I turned and settled onto the oversized, fur-lined chair Jandar had claimed as a throne. Sitting there felt oddly natural, comfortable even. I rested my one barely functioning arm on the wide wooden armrest, leaned back, and felt comfortable for a good second.
“What even was this guy’s name?” I asked, gesturing vaguely at the bald corpse sprawled out like yesterday’s laundry. “Can you tell me about your boss?”
“Jandar,” Stabs replied after a beat. “He was… called Jandar. Used to be an adventurer.”
“Figures,” I murmured. “What else?”
“He’s ruthless, and for a time, he’d held notoriety in the field for always killing the opposition. Now, he’s the leader of the sole operating gang here in Enmar, the boss of Twinfist Gang…”
I could feel a headache building behind my temples. Ugh… The adrenaline from that lightning blast was starting to wear off. The edges of my vision fuzzed a little. Maybe I was pushing things too far. I gestured at the body I was still occupying. “This one’s Ollie, right?”
Stabs nodded. “Yes.”
“Patch him up. Tie down the stump before he bleeds out.”
Stabs scrambled to a cabinet near the wall and rummaged through its contents. He came back with a bundle of rags, a relatively clean bandage, and a dagger. Without a word, he dropped the dagger’s blade onto the floor to avoid any misunderstanding, and then he brought the sheath to me. His hands were steady as he twisted the makeshift tourniquet into place, the sheath pulling the dirty cloth tighter until the blood flow slowed.
“I… I don’t think Ollie will make it,” Stabs muttered without looking at me. “He’s lost too much blood.”
That was probably true. Yet, even with the pool of red forming beneath, I felt… disconnected. Not indifferent, just detached. I didn’t want poor Ollie here to die, but I wasn’t about to lose sleep over it either. “Do it anyway.”
Stabs obeyed, finishing the job with the kind of grim efficiency only experience can teach.
“This is what’s going to happen,” I said, straightening in the chair, ignoring the blood still dripping from Ollie’s arm. “Save Ollie here if you can. If he dies, then too bad. Anyway, the important part is this… you're in charge now.”
Stabs stiffened, clearly not thrilled, but he didn’t protest.
“But don’t mistake this power for your own,” I continued. “You answer to me, and only me. I don’t care how you keep your people in line. Just make sure they stay there.”

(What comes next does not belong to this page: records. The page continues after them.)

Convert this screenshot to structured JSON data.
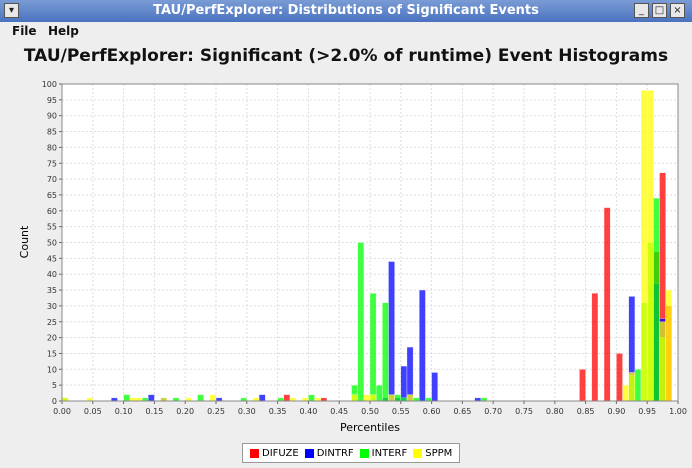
{
  "window": {
    "title": "TAU/PerfExplorer: Distributions of Significant Events"
  },
  "menu": {
    "file": "File",
    "help": "Help"
  },
  "chart_data": {
    "type": "bar",
    "title": "TAU/PerfExplorer: Significant (>2.0% of runtime) Event Histograms",
    "xlabel": "Percentiles",
    "ylabel": "Count",
    "xlim": [
      0,
      1
    ],
    "ylim": [
      0,
      100
    ],
    "bin_width": 0.01,
    "grid": true,
    "legend_position": "bottom",
    "x_ticks": [
      "0.00",
      "0.05",
      "0.10",
      "0.15",
      "0.20",
      "0.25",
      "0.30",
      "0.35",
      "0.40",
      "0.45",
      "0.50",
      "0.55",
      "0.60",
      "0.65",
      "0.70",
      "0.75",
      "0.80",
      "0.85",
      "0.90",
      "0.95",
      "1.00"
    ],
    "y_ticks": [
      "0",
      "5",
      "10",
      "15",
      "20",
      "25",
      "30",
      "35",
      "40",
      "45",
      "50",
      "55",
      "60",
      "65",
      "70",
      "75",
      "80",
      "85",
      "90",
      "95",
      "100"
    ],
    "series": [
      {
        "name": "DIFUZE",
        "color": "#ff0000",
        "points": [
          [
            0.36,
            2
          ],
          [
            0.42,
            1
          ],
          [
            0.84,
            10
          ],
          [
            0.86,
            34
          ],
          [
            0.88,
            61
          ],
          [
            0.9,
            15
          ],
          [
            0.96,
            47
          ],
          [
            0.97,
            72
          ],
          [
            0.98,
            30
          ]
        ]
      },
      {
        "name": "DINTRF",
        "color": "#0000ff",
        "points": [
          [
            0.08,
            1
          ],
          [
            0.14,
            2
          ],
          [
            0.16,
            1
          ],
          [
            0.25,
            1
          ],
          [
            0.32,
            2
          ],
          [
            0.52,
            1
          ],
          [
            0.53,
            44
          ],
          [
            0.54,
            1
          ],
          [
            0.55,
            11
          ],
          [
            0.56,
            17
          ],
          [
            0.58,
            35
          ],
          [
            0.6,
            9
          ],
          [
            0.67,
            1
          ],
          [
            0.92,
            33
          ],
          [
            0.96,
            37
          ],
          [
            0.97,
            26
          ]
        ]
      },
      {
        "name": "INTERF",
        "color": "#00ff00",
        "points": [
          [
            0.0,
            1
          ],
          [
            0.1,
            2
          ],
          [
            0.13,
            1
          ],
          [
            0.18,
            1
          ],
          [
            0.22,
            2
          ],
          [
            0.29,
            1
          ],
          [
            0.35,
            1
          ],
          [
            0.4,
            2
          ],
          [
            0.47,
            5
          ],
          [
            0.48,
            50
          ],
          [
            0.5,
            34
          ],
          [
            0.51,
            5
          ],
          [
            0.52,
            31
          ],
          [
            0.54,
            2
          ],
          [
            0.55,
            1
          ],
          [
            0.57,
            1
          ],
          [
            0.59,
            1
          ],
          [
            0.68,
            1
          ],
          [
            0.92,
            8
          ],
          [
            0.93,
            10
          ],
          [
            0.94,
            31
          ],
          [
            0.95,
            50
          ],
          [
            0.96,
            64
          ],
          [
            0.97,
            20
          ]
        ]
      },
      {
        "name": "SPPM",
        "color": "#ffff00",
        "points": [
          [
            0.0,
            1
          ],
          [
            0.04,
            1
          ],
          [
            0.11,
            1
          ],
          [
            0.12,
            1
          ],
          [
            0.16,
            1
          ],
          [
            0.2,
            1
          ],
          [
            0.24,
            2
          ],
          [
            0.31,
            1
          ],
          [
            0.37,
            1
          ],
          [
            0.39,
            1
          ],
          [
            0.41,
            1
          ],
          [
            0.47,
            2
          ],
          [
            0.49,
            2
          ],
          [
            0.5,
            2
          ],
          [
            0.53,
            2
          ],
          [
            0.56,
            2
          ],
          [
            0.91,
            5
          ],
          [
            0.92,
            9
          ],
          [
            0.94,
            98
          ],
          [
            0.95,
            98
          ],
          [
            0.97,
            25
          ],
          [
            0.98,
            35
          ]
        ]
      }
    ]
  }
}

He nodded once, sharply. “I understand. If you tell me to jump, I only need to know how high.”
I raised a brow, mildly impressed. “Quick to understand. I like that.”
Stabs waited, already beginning to shift from henchman to handler.

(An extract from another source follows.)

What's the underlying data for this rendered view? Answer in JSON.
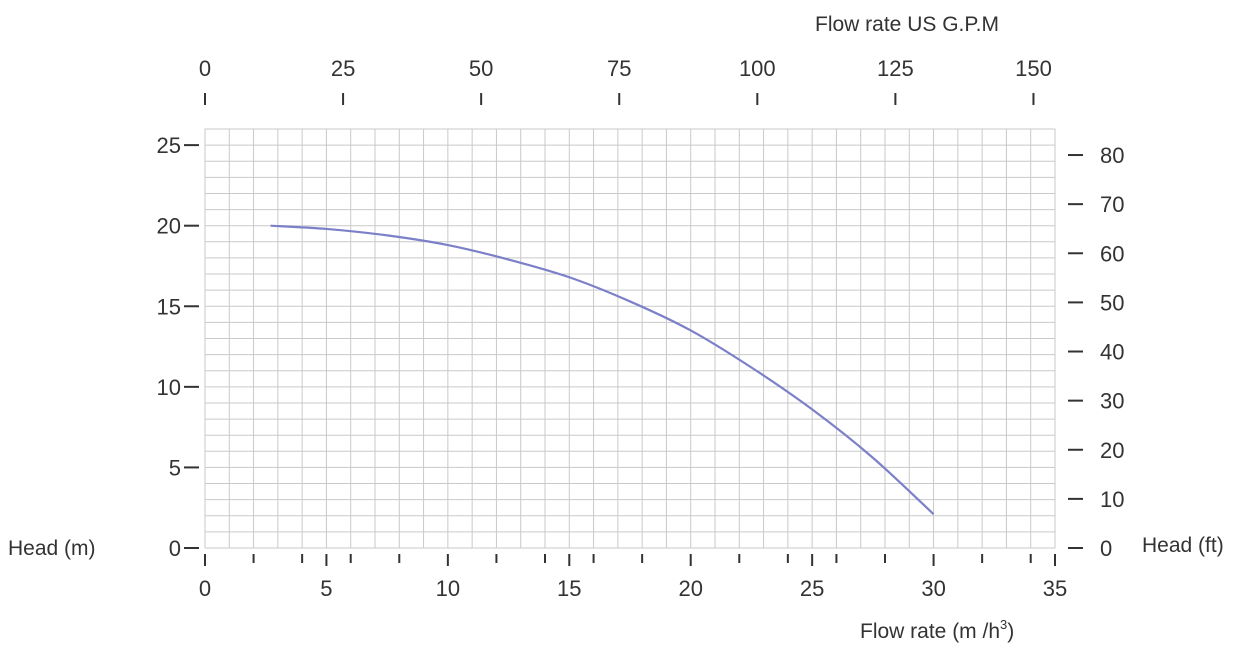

“One more thing,” I added, voice low. “No one touches the silver-haired girl. If I need anything from you, I’ll find you.”

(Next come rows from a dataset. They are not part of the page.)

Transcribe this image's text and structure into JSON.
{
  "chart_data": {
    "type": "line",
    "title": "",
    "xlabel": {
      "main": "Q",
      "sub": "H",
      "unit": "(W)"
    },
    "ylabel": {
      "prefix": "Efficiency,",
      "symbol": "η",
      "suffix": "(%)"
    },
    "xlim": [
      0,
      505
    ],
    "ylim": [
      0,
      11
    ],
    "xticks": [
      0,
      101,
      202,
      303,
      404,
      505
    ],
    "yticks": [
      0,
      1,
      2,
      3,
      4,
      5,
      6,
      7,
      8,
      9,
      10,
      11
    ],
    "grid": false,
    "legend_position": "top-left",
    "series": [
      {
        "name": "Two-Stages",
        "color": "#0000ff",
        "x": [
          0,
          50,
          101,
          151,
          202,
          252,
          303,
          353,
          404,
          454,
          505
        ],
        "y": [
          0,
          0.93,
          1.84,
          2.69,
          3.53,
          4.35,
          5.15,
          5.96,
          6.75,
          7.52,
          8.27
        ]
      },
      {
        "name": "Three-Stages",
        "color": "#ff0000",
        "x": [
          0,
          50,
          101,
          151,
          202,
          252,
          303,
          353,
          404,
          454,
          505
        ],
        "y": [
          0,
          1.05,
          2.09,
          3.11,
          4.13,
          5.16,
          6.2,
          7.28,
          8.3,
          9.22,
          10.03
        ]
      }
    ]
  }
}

Before he could reply, I pulled out of Ollie’s body. The moment I left, the poor guy convulsed, choking on a ragged gasp as the pain finally caught up to his nerves. His back arched, and he screamed.
I didn’t stay to watch.
Phasing through the wall, I then emerged on the other side where Nira waited, hugging her knees beside the door. She stood the moment she saw me.
“Renzo!”
She looked relieved, even if her shoulders were still shaking. I gave her a nod and extended a hand. It phased right through hers.
Nira blinked at the empty space where contact should’ve happened. I stared at my hand like it had betrayed me. “Right,” I muttered, withdrawing it. “Ghost.”
Together, we headed down the hall. None of the ruffians lingering in the shadows made a move to stop us. A few glanced our way, but quickly looked back down, more interested in their dice, drinks, or whatever passed for priorities around here. Apparently, nobody had heard the boss just got got a smoking hole in his chest.
Not a single one of them spared a second glance at the silver-haired girl walking beside me, clueless about her value. Their loss. It wasn’t like they could stop me, either.
We stepped through the front door without resistance. I didn’t even need to say “boo.”